Plus généralement quand on voit le niveau de pollution global qu'on atteint sur cette planète (terre , mer, air, espace ) c'est plus que le seul réchauffement climatique qui devient problématique. Alors perso je pense qu'il faut faire quelque chose de toute facon.
 
dans le même temps les personnes les plus riches du monde ont accumulé 1,77 trillion de dollars d'ici 2020, je pense qu'il est juste et approprié de demander à ces personnes qui, entre autres, ont contribué de manière significative à cette situation par leurs investissements dans les multinationales, de faire leur part
Cela a déjà été dit, mais il faut rappeler que la richesse des hyper-riches est essentiellement composée d'actions de sociétés, qu'ils ont d'ailleurs souvent fondées ou reprises.

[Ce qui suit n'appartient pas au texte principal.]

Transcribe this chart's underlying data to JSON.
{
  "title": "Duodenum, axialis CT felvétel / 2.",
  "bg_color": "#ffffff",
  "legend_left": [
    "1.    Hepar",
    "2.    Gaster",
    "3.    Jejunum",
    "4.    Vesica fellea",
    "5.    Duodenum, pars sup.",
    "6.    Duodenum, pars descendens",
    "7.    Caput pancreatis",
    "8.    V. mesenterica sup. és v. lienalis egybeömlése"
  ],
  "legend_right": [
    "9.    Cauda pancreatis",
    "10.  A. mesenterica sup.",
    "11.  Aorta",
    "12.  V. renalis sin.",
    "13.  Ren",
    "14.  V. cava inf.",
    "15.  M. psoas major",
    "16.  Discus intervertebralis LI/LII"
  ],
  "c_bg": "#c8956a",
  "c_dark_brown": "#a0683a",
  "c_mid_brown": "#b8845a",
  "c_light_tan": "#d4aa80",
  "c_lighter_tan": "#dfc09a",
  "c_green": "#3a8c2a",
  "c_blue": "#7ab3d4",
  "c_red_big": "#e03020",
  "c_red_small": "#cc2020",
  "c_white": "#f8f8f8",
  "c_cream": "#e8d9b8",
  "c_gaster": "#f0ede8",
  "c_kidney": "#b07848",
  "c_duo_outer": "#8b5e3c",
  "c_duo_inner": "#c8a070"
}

A partir de là, il est difficile de mettre la somme de leur richesse en face du montant du coût du problème à traiter. Tu parles de "faire leur part" : certes, mais quelle part ? Pas une part de leur fortune mais plutôt une part de l'accroissement de leur fortune annuelle j'imagine ? Cela revient à dire au milliardaire : ta fotune est passée de 25 à 30 milliards cette année, je te prends 50% de cet accroissement (et estime-toi heureux que je ne prenne pas tout), donc tu revends pour 2,5 milliards d'actions et tu me donnes la somme.
Je suis pour. Ca fera effectivement beaucoup d'argent, et il en restera beaucoup au milliardaire (qui ne s'appauvrira jamais avec un tel système).
 
...tu revends pour 2,5 milliards d'actions et tu me donnes la somme...
Il faudra bien que quelqu'un les rachète, ces 2,5 milliards d'actions.
Dans tous les cas, on ne libérera pas 2,5 milliards de cash... On transfèrera juste des actions.
 
Je ne comprends pas. Si on vend pour X € d'actions, on touche X € de cash de la part de ceux qui les achètent. C'est du moins comme cela que je résume une bourse d'actions.